Jajanan berbentuk bulat ini menggunakan tepung tapioka sehingga mempunyai tekstur kenyal. Penyajiannya dapat menggunakan bumbu kacang, sambal maupun saus.

Sekarang tersedia banyak variasi cilok dengan isian keju, ayam atau daging.

Ciri Khas:
Kenyal, gurih dan cocok dengan saus atau bumbu kacang.

14. Cireng

Cireng atau aci digoreng merupakan salah satu jajanan sederhana yang berhasil bertahan hingga sekarang.
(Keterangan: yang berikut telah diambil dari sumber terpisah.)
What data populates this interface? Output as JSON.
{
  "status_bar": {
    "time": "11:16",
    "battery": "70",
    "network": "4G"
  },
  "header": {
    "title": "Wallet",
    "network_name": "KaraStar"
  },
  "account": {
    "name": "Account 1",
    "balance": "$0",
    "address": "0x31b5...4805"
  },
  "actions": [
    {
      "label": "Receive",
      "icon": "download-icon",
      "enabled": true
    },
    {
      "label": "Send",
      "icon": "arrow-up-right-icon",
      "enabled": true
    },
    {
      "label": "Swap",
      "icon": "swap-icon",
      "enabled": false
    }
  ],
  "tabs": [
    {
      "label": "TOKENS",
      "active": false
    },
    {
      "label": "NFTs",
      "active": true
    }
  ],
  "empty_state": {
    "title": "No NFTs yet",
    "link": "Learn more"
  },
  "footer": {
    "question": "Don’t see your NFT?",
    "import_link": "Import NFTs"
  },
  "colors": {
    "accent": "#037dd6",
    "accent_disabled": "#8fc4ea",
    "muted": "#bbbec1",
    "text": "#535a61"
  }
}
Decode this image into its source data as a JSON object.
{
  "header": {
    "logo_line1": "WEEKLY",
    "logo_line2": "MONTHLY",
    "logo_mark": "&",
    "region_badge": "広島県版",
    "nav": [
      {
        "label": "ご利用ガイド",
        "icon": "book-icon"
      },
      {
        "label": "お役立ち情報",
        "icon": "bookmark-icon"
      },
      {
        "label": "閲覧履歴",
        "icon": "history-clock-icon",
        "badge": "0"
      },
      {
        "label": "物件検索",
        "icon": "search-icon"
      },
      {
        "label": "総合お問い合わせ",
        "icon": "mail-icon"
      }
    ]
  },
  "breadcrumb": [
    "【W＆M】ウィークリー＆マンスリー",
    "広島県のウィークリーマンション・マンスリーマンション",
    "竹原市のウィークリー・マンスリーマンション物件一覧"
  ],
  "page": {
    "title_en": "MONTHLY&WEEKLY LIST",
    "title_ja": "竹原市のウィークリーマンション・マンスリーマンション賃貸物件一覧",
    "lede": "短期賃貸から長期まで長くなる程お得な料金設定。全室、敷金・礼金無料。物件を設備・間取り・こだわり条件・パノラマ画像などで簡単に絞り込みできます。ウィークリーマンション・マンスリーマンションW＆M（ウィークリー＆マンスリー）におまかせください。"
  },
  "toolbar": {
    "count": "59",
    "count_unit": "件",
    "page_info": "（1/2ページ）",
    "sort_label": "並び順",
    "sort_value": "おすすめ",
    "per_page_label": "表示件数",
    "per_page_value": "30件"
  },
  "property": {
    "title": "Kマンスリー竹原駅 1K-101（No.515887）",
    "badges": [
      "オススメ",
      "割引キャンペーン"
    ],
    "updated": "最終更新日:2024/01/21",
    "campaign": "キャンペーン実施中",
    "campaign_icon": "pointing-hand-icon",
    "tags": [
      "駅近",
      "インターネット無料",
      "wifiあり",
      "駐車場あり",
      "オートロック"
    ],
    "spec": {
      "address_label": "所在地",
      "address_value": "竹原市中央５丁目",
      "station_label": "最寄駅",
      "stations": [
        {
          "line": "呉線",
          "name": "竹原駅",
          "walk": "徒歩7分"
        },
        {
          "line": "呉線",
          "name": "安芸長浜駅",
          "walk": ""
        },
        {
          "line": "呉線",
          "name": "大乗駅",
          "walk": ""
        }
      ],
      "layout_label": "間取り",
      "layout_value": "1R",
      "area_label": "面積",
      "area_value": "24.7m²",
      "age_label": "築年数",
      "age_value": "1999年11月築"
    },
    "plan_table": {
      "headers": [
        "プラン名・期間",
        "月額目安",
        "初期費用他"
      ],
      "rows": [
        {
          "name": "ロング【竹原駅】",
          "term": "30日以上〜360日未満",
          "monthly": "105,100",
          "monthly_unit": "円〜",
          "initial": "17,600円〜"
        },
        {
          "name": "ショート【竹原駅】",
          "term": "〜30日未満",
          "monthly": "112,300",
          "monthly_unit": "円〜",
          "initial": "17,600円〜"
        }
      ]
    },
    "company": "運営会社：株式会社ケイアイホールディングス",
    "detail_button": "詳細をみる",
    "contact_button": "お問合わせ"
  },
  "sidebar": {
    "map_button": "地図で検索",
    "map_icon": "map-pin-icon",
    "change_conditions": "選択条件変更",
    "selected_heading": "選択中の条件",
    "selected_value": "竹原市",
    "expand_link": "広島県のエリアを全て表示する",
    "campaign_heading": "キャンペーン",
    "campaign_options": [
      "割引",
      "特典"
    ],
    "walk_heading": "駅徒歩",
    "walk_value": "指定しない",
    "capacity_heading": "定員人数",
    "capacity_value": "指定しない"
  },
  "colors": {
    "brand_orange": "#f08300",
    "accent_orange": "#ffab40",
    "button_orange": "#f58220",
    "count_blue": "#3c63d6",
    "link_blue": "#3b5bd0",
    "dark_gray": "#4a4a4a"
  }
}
Teksturnya biasanya garing pada bagian luar tetapi tetap kenyal pada bagian dalam.

Saat ini cireng banyak disajikan dengan sambal rujak serta berbagai jenis isian.

Ciri Khas:
Garing di luar dan kenyal di dalam.

15. Cimol

Masih dari keluarga makanan berbahan aci, ada cimol atau aci digemol.

Cimol dibuat berbentuk bulat kemudian digoreng. Setelah matang biasanya diberi bubuk bumbu seperti pedas, barbeque, keju atau balado.

Cocok untuk:
Jajanan santai dan street food.

16. Cilor

Cilor merupakan kombinasi aci dan telur.

Potongan aci dimasak kemudian dibalut dengan telur sehingga menghasilkan rasa gurih. Biasanya ditambahkan saus dan bumbu pedas.

Makanan sederhana ini masih mudah ditemukan di berbagai kawasan Bandung.

17. Basreng

Basreng atau bakso goreng merupakan camilan yang populer di Bandung.

Bakso diiris kemudian digoreng hingga menghasilkan tekstur yang lebih kering. Setelah itu ditambahkan bumbu sesuai selera.

Varian pedas daun jeruk menjadi salah satu gaya basreng yang banyak ditemukan saat ini.

Ciri Khas:
Gurih, renyah dan biasanya pedas.

18. Gehu

Gehu merupakan singkatan dari toge tahu.

Tahu diisi dengan tauge dan berbagai sayuran kemudian digoreng menggunakan lapisan tepung.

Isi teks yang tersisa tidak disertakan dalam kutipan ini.